Presseinformation 17/2012
Abbau der kalten Progression: BdSt warnt die Landes-SPD mit ihrer Blockadehaltung „schmale“ Schultern zusätzlich zu belastenDie derzeitige Ungerechtigkeit im Einkommensteuertarif besteht darin, dass Steuerzahler bei Lohn- und Einkommenssteigerungen, die oftmals nur die Inflation ausgleichen, automatisch mehr Steuern zahlen müssen. Dabei sind sie trotz des höheren Einkommens gar nicht entsprechend leistungsfähiger geworden. Es ist nicht hinnehmbar, dass ein Inflationsausgleich von beispielsweise 2,5 Prozent zu einer Steuerermehrbelastung von über 4,5 Prozent führt, was „immer weniger Netto vom Brutto“ bedeutet.

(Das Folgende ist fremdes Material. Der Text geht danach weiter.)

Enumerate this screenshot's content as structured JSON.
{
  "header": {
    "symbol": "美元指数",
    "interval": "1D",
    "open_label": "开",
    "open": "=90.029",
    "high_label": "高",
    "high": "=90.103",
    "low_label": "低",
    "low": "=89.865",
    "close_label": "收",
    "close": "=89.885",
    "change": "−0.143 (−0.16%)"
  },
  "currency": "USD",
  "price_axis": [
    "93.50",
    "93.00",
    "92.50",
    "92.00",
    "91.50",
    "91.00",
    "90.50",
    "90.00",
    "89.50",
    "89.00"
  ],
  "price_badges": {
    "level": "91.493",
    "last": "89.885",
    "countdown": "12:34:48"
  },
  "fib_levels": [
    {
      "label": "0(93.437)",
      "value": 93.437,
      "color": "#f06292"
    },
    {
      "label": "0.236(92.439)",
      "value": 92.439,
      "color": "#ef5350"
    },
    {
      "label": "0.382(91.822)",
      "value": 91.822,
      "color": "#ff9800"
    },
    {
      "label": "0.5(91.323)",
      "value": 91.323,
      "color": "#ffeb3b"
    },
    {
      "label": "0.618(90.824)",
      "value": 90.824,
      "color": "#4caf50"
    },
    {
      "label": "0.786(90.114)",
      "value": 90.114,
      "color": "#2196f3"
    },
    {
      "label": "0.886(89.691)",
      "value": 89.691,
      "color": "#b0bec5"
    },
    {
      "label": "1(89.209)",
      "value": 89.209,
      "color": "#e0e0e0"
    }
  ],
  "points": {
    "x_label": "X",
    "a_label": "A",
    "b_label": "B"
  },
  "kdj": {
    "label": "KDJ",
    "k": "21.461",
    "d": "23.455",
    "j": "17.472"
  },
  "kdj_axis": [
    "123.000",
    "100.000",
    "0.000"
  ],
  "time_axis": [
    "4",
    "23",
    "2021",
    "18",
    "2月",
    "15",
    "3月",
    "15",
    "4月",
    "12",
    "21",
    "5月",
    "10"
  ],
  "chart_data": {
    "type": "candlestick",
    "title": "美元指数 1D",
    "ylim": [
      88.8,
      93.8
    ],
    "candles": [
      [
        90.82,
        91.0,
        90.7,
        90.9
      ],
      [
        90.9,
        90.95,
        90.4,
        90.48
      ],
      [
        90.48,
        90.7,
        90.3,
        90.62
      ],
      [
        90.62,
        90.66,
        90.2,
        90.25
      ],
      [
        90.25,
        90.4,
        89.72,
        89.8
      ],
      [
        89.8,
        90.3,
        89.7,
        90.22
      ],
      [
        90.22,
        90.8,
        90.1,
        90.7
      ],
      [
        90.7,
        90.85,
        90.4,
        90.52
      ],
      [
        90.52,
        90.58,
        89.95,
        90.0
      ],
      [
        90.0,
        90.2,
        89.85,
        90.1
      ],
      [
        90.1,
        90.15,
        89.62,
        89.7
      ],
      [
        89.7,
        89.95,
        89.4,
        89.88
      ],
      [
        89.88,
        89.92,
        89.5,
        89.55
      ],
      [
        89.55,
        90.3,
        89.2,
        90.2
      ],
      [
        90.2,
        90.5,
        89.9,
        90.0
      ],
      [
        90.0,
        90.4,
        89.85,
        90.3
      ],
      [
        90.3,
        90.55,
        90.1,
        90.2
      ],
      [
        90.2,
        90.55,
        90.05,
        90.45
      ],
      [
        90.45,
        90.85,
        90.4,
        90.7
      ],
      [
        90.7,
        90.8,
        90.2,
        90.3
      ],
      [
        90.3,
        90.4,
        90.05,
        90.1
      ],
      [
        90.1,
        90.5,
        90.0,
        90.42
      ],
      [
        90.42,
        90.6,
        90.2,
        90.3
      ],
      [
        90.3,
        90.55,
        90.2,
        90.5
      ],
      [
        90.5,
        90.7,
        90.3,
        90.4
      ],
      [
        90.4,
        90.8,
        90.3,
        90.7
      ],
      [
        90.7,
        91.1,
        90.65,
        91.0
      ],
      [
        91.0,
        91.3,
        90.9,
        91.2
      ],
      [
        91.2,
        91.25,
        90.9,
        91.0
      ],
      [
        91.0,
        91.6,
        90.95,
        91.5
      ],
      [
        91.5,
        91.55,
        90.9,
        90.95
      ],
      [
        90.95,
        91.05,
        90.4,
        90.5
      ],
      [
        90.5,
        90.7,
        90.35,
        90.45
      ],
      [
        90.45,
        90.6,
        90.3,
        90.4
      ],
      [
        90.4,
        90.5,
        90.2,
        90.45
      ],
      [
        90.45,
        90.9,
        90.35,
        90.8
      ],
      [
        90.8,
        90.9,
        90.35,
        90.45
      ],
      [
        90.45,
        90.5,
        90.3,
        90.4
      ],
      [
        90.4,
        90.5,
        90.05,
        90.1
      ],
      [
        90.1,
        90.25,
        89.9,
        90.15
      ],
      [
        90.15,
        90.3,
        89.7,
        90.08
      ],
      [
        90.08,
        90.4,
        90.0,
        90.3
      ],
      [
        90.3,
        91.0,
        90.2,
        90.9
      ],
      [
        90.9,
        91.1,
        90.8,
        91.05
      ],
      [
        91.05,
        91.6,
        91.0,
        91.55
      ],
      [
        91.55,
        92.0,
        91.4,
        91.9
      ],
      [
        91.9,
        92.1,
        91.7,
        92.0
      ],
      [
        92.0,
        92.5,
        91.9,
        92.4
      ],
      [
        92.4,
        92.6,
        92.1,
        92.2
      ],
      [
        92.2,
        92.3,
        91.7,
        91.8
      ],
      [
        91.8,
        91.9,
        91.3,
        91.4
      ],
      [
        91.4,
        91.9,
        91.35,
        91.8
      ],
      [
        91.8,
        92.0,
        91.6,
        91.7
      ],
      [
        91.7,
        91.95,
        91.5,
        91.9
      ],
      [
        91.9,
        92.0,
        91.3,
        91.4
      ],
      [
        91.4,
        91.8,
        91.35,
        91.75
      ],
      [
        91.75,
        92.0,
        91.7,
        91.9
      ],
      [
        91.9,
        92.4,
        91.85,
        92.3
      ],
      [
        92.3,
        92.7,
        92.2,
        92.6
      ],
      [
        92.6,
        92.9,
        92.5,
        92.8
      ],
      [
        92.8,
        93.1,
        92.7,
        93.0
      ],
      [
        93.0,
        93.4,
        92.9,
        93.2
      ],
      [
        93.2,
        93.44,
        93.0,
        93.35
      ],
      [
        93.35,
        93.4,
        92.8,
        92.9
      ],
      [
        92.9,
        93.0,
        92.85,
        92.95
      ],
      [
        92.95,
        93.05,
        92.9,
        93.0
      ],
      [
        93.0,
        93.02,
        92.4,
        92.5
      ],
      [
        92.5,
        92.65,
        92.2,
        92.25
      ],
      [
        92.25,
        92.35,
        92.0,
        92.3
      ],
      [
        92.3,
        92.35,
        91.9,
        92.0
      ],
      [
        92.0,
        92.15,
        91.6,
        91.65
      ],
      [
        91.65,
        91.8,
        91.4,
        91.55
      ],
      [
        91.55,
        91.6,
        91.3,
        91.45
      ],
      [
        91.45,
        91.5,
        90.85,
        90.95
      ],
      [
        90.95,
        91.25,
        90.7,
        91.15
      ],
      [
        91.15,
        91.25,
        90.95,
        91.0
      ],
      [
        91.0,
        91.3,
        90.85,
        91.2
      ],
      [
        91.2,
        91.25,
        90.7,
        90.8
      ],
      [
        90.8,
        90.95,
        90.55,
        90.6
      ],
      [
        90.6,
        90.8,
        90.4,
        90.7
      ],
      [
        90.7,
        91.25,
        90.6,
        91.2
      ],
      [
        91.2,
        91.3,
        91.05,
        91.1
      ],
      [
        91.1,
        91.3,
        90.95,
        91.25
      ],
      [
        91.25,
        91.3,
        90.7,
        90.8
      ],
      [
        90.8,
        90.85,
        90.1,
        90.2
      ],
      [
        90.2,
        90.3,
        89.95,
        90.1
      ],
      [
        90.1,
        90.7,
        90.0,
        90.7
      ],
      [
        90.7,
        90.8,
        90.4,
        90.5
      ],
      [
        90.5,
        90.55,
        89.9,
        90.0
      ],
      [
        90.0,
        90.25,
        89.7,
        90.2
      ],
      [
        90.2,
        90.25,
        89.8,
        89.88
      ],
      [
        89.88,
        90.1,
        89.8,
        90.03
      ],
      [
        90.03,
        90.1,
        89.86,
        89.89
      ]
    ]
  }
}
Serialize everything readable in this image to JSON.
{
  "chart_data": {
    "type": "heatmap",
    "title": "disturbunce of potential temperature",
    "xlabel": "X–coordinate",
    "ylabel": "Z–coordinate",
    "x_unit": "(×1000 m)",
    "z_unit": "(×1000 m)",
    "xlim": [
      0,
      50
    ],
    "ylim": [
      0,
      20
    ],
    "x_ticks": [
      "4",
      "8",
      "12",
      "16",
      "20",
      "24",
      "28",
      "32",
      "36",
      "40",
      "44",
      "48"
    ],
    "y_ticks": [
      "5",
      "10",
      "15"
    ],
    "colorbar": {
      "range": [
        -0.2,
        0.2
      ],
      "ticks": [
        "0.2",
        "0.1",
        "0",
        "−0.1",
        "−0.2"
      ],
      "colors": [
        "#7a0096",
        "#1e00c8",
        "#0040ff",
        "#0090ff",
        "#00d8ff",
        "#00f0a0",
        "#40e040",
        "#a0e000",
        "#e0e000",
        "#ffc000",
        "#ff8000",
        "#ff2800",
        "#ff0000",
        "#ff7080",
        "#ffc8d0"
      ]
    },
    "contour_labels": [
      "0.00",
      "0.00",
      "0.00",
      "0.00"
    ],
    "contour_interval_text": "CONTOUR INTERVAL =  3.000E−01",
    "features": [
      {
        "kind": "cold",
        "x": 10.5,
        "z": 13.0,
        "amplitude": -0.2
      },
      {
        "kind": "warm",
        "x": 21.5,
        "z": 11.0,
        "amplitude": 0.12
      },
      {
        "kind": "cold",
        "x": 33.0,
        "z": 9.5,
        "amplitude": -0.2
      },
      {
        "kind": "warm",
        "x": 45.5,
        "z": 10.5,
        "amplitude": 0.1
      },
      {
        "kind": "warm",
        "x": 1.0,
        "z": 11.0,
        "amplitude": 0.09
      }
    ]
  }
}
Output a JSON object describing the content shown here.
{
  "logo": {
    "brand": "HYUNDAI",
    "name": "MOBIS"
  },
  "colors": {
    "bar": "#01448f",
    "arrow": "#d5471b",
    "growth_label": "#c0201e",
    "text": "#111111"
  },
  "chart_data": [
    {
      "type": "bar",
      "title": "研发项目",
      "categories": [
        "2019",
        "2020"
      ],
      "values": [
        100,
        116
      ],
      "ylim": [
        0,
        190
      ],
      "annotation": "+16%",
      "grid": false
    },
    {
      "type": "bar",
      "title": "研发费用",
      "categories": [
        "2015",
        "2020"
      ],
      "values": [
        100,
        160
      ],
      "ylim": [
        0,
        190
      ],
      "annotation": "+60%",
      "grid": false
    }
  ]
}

Versperrt sich die SPD weiterhin allen Vorschlägen zum Abbau der kalten Progression, bringt sie gerade die kleineren und mittleren Einkommen um die wohlverdienten Lohnerhöhungen. Die Steuererhöhungen durch die kalte Progression treffen nicht nur die sog. breiten Schultern, sondern belasten insbesondere die schmalen und mittleren Schultern. Dies ist vor allem vor dem Hintergrund der neuesten Steuerschätzung nicht nachvollziehbar, die Steuereinnahmen auf neuem Rekordniveau vorhersagt. Eine Ablehnung des Gesetzes zum Abbau der kalten Progression durch Baden-Württemberg geht gegen die Interessen der hart arbeitenden Steuerzahler. Darüber müssen sich alle politischen Parteien im Klaren sein. Wer diesen Gesetzentwurf im Bundesrat ablehnt, will Steuererhöhungen, so der Bund der Steuerzahler.